I know that you have answered questions about the failure of people in the UK to have access to Ampligen – a drug that has immunomodulatory actions and is used to treat ME/CFS by some doctors in the USA. However, I’ve been told that the drug regulatory authority in America (the FDA) has now approved its use in treating Long Covid. So does this mean that doctors in the UK can now start prescribing Ampligen?
The situation here in the UK regarding Ampligen has not changed since we last wrote about it and is very unlikely to do so in the foreseeable future. As you are probably aware, the NICE Guideline Committee reviewed all the evidence for treatments that have been evaluated for ME/CFS in clinical trials. It concluded that there wasn't the necessary evidence on efficacy and safety to recommend the use of this very expensive drug here in the UK.
The FDA in America has approved an application by AIM Immunotech to evaluate the use of Ampligen in Long Covid in a phase 2 clinical trial starting in March 2023. If successful it would then move to a phase 3 clinical trial and if those results were positive there might be renewed interest in carrying out a clinical trial to evaluate its use in ME/CFS. But this does not mean that the FDA has approved Ampligen for either Long Covid or ME/CFS in the USA at this time. We need to wait on those trial results first, and then regulatory authorities including NICE would still need to approve its use here in the UK before it can be prescribed.
Ampligen may be of use in a sub-group of people with ME/CFS – but identifying which people might fall into this sub-group has not yet been established. The bottom line here is that despite all the hype that often accompanies Ampligen, there isn't sufficient evidence at present to conclude that this very experimental drug is a safe and effective treatment for general use in ME/CFS. Ampligen is not therefore a drug that is going to be prescribed in the UK on the NHS, and we think it’s very unlikely that you will find a private doctor who is willing to prescribe it.

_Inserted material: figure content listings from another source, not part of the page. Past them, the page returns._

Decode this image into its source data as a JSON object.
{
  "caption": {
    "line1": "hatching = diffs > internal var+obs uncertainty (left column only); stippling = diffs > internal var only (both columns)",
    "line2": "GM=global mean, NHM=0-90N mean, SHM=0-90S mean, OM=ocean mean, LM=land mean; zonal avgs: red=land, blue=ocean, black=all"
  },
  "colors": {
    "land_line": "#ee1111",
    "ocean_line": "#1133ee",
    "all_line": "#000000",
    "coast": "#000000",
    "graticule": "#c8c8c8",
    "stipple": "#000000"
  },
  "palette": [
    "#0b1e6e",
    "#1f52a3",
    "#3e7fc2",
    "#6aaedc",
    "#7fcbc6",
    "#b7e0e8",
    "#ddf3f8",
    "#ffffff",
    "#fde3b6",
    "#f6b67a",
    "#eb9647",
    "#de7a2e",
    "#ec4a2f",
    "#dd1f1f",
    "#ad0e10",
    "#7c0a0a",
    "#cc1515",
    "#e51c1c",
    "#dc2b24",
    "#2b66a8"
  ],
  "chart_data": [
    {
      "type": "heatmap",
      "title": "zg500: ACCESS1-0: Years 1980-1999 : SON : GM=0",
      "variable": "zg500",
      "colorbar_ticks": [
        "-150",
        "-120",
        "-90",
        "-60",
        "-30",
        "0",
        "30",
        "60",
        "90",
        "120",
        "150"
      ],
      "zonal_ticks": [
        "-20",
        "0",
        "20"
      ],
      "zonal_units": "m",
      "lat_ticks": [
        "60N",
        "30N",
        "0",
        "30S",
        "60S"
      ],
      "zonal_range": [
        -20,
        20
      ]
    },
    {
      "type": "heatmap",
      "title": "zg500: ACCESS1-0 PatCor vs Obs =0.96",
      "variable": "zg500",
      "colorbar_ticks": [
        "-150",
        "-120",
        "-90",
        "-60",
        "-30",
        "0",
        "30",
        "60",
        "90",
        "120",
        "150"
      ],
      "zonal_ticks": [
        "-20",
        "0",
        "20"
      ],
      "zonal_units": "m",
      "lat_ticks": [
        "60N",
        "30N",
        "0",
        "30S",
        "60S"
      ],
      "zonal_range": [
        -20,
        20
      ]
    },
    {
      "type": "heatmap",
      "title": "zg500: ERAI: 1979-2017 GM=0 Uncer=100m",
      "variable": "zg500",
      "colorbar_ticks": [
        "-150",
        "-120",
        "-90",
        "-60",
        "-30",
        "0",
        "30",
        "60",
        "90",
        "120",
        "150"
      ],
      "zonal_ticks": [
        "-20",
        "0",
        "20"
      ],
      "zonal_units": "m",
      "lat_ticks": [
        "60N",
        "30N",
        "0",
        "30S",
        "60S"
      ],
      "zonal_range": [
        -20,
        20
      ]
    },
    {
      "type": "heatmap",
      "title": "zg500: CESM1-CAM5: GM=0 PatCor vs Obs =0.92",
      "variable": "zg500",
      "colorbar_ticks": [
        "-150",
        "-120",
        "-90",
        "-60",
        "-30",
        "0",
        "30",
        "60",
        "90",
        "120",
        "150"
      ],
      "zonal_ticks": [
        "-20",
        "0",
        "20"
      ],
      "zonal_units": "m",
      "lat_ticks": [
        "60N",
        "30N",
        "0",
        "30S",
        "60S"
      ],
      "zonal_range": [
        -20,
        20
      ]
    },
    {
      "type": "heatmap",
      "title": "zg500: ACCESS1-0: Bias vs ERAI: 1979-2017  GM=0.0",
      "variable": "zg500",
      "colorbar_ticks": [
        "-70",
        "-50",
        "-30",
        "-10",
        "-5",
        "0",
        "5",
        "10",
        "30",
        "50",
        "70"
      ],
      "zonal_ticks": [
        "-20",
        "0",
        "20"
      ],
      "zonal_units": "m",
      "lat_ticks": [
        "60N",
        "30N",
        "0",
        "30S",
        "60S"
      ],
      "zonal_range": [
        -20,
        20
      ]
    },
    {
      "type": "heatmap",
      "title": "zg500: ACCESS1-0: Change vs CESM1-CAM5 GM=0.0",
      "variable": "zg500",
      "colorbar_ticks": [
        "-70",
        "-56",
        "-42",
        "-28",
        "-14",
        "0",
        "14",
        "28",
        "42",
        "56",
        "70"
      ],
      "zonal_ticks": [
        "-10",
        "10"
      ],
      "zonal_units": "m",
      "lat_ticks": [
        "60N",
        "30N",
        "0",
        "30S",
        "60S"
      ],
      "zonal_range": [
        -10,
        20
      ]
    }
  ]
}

Ampligen (Rintatolimod) is the trade name for a very expensive American drug (produced by AIM Immunotech) that is claimed to have both antiviral and immuno-modulatory properties. Benefits have been reported by a number of clinicians (mainly in America) who use this drug in selected ME/CFS patients.
In March 2012, the results from a phase-3 prospective, double-blind, randomised, placebo-controlled trial compared twice weekly IV rintatolimod (Ampligen) versus placebo. It was conducted in 234 subjects with longstanding and debilitating ME/CFS at 12 sites by Strayer et al. Rintatolimod produced objective improvement in exercise tolerance and a reduction in ME/CFS-related concomitant medication usage as well as other secondary outcomes.
In December 2012, a US Federal Drugs Agency (FDA) advisory panel voted 8-5 against recommending approval for the drug for general use in ME/CFS in America. The FDA then approved what is called a compassionate care programme for Ampligen which allowed treatment of up to 100 ME/CFS patients at any one time at approved clinical infusion therapy sites.
However, in October 2022, AIM announced that the FDA had given approval to “proceed to initiate a Phase 2 study evaluating its investigational drug, Ampligen, as a therapeutic for patients with post-COVID conditions.” Thomas K. Equels, MS JD, Chief Executive Officer of AIM went on to say:
“We are very pleased to be able to proceed with our Phase 2 study and are prepared to advance Ampligen as a potential therapeutic for the treatment of myalgic encephalomyelitis/chronic fatigue (ME/CFS)-like post-COVID conditions, an exploding area of significant unmet medical need,
“Post-COVID-19 Disabling Fatigue, along with other debilitating post-COVID conditions such as ‘Brain Fog’, continue to affect tens of millions of people worldwide…
“…we believe Ampligen has the potential to be an effective treatment option and an important solution for patients and physicians… We expect to commence enrollment in early 2023.”
Information provided by The ME Association should not be construed as medical advice. Don't assume any new or worsened symptoms are simply the result of having ME/CFS or Long Covid. We recommend that any information you deem relevant is discussed with your NHS GP as soon as possible. It is important that you seek personalised medical advice from the GP who is in charge of your care and who knows you well.